(Alliance News) -Â UDG Healthcare PLC on Tuesday said it beat full-year earnings per share guidance and lifted its payout.
Shares in UDG were up 4.7% at 785.00 pence in London on Tuesday.
Revenue for the financial year ended September 30 fell 1.4% to USD1.28 billion from USD1.30 billion the year before, though pretax profit climbed 46% to USD108.2 million.
The healthcare services provider took just USD9.4 million in net exceptional items before tax in the recently-ended year, down sharply from USD37.9 million the year before.
Adjusted diluted earnings per share amounted to 47.71 cents, versus 47.31 the year before, ahead of guidance of 43 cents to 45 cents announced in August.

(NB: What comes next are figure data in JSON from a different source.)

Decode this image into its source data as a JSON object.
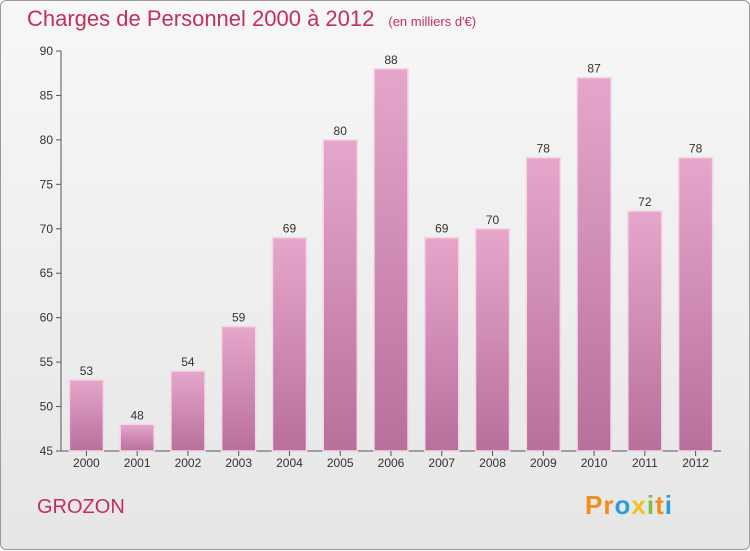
{
  "title": "Charges de Personnel 2000 à 2012",
  "subtitle": "(en milliers d'€)",
  "place": "GROZON",
  "logo": {
    "letters": [
      "P",
      "r",
      "o",
      "x",
      "i",
      "t",
      "i"
    ],
    "colors": [
      "#f28c1d",
      "#f28c1d",
      "#2a9fd6",
      "#f2c21d",
      "#7cc142",
      "#f28c1d",
      "#2a9fd6"
    ]
  },
  "colors": {
    "accent": "#c2305a",
    "bar_top": "#e6a6cb",
    "bar_bottom": "#b7709c"
  },
  "chart_data": {
    "type": "bar",
    "categories": [
      "2000",
      "2001",
      "2002",
      "2003",
      "2004",
      "2005",
      "2006",
      "2007",
      "2008",
      "2009",
      "2010",
      "2011",
      "2012"
    ],
    "values": [
      53,
      48,
      54,
      59,
      69,
      80,
      88,
      69,
      70,
      78,
      87,
      72,
      78
    ],
    "ylim": [
      45,
      90
    ],
    "yticks": [
      45,
      50,
      55,
      60,
      65,
      70,
      75,
      80,
      85,
      90
    ],
    "grid": false
  }
}
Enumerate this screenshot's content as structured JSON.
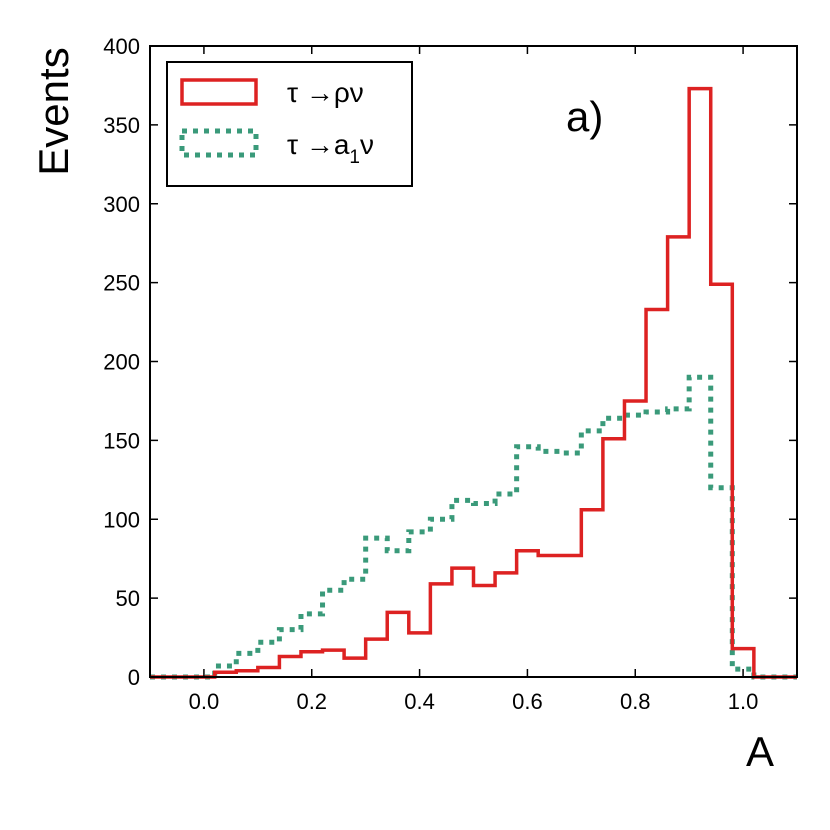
{
  "chart_data": {
    "type": "histogram",
    "title": "",
    "xlabel": "A",
    "ylabel": "Events",
    "xlim": [
      -0.1,
      1.1
    ],
    "ylim": [
      0,
      400
    ],
    "xticks": [
      "0.0",
      "0.2",
      "0.4",
      "0.6",
      "0.8",
      "1.0"
    ],
    "yticks": [
      "0",
      "50",
      "100",
      "150",
      "200",
      "250",
      "300",
      "350",
      "400"
    ],
    "annotation": "a)",
    "legend": {
      "position": "top-left"
    },
    "series": [
      {
        "name": "τ →ρν",
        "label_main": "τ →ρν",
        "color": "#dd2222",
        "style": "solid",
        "edges": [
          -0.1,
          0.02,
          0.06,
          0.1,
          0.14,
          0.18,
          0.22,
          0.26,
          0.3,
          0.34,
          0.38,
          0.42,
          0.46,
          0.5,
          0.54,
          0.58,
          0.62,
          0.66,
          0.7,
          0.74,
          0.78,
          0.82,
          0.86,
          0.9,
          0.94,
          0.98,
          1.02,
          1.1
        ],
        "values": [
          0,
          3,
          4,
          6,
          13,
          16,
          17,
          12,
          24,
          41,
          28,
          59,
          69,
          58,
          66,
          80,
          77,
          77,
          106,
          151,
          175,
          233,
          279,
          373,
          249,
          18,
          0
        ]
      },
      {
        "name": "τ →a1ν",
        "label_main": "τ →a",
        "label_sub": "1",
        "label_tail": "ν",
        "color": "#3a9a7a",
        "style": "dotted",
        "edges": [
          -0.1,
          0.02,
          0.06,
          0.1,
          0.14,
          0.18,
          0.22,
          0.26,
          0.3,
          0.34,
          0.38,
          0.42,
          0.46,
          0.5,
          0.54,
          0.58,
          0.62,
          0.66,
          0.7,
          0.74,
          0.78,
          0.82,
          0.86,
          0.9,
          0.94,
          0.98,
          1.02,
          1.1
        ],
        "values": [
          0,
          7,
          15,
          22,
          30,
          40,
          55,
          62,
          88,
          80,
          92,
          100,
          112,
          110,
          116,
          146,
          143,
          142,
          156,
          164,
          166,
          168,
          170,
          190,
          120,
          5,
          0
        ]
      }
    ]
  }
}
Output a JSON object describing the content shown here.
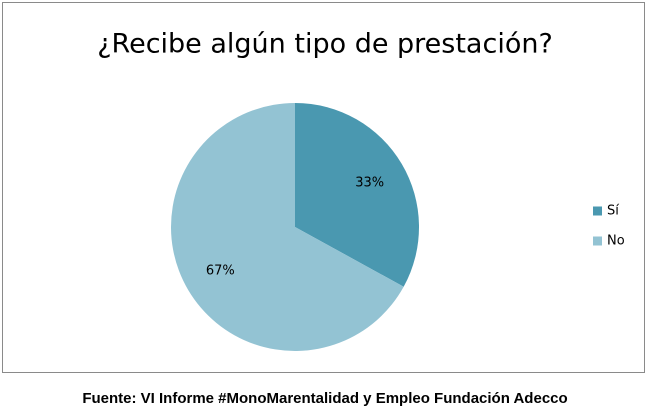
{
  "chart_data": {
    "type": "pie",
    "title": "¿Recibe algún tipo de prestación?",
    "categories": [
      "Sí",
      "No"
    ],
    "values": [
      33,
      67
    ],
    "value_labels": [
      "33%",
      "67%"
    ],
    "colors": [
      "#4a98b0",
      "#93c3d3"
    ],
    "legend": "right",
    "source": "Fuente: VI Informe #MonoMarentalidad y Empleo Fundación Adecco"
  }
}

"We are pleased to report a strong and resilient trading performance for FY20, which was ahead of our EPS guidance. This was driven by exceptionally strong growth in Sharp, in particular for serialised biotech and specialty packaging. Despite some parts of Ashfield being impacted by Covid-19, we adapted rapidly to support clients virtually and overall Ashfield performed in line with expectations," said Chief Executive Brendan McAtamney.
Ashfield division revenue fell 6% to USD891.5 million in the year, with adjusted operating profit falling 4% to USD105.2 million. Sharp division revenue, meanwhile, grew 11% to USD387.7 million, and operating profit rose 34% to US60.1 million.
Ashfield provides commercialisation services for the pharmaceutical and healthcare industry, while Sharp operates in the commercial packaging, clinical, manufacturing and technology services for the pharmaceutical and biotechnology industries.
UDG proposed a dividend of 17.00 cents per share, up 1.2% on the year before's 16.80 cents.
McAtamney said: "UDG Healthcare is a strong and well diversified business, underpinned by excellent long-term market fundamentals as evidenced by our strong financial performance in FY20. We have a robust financial position and will continue to leverage our investments in people, technology and infrastructure to remain well positioned for continued future growth."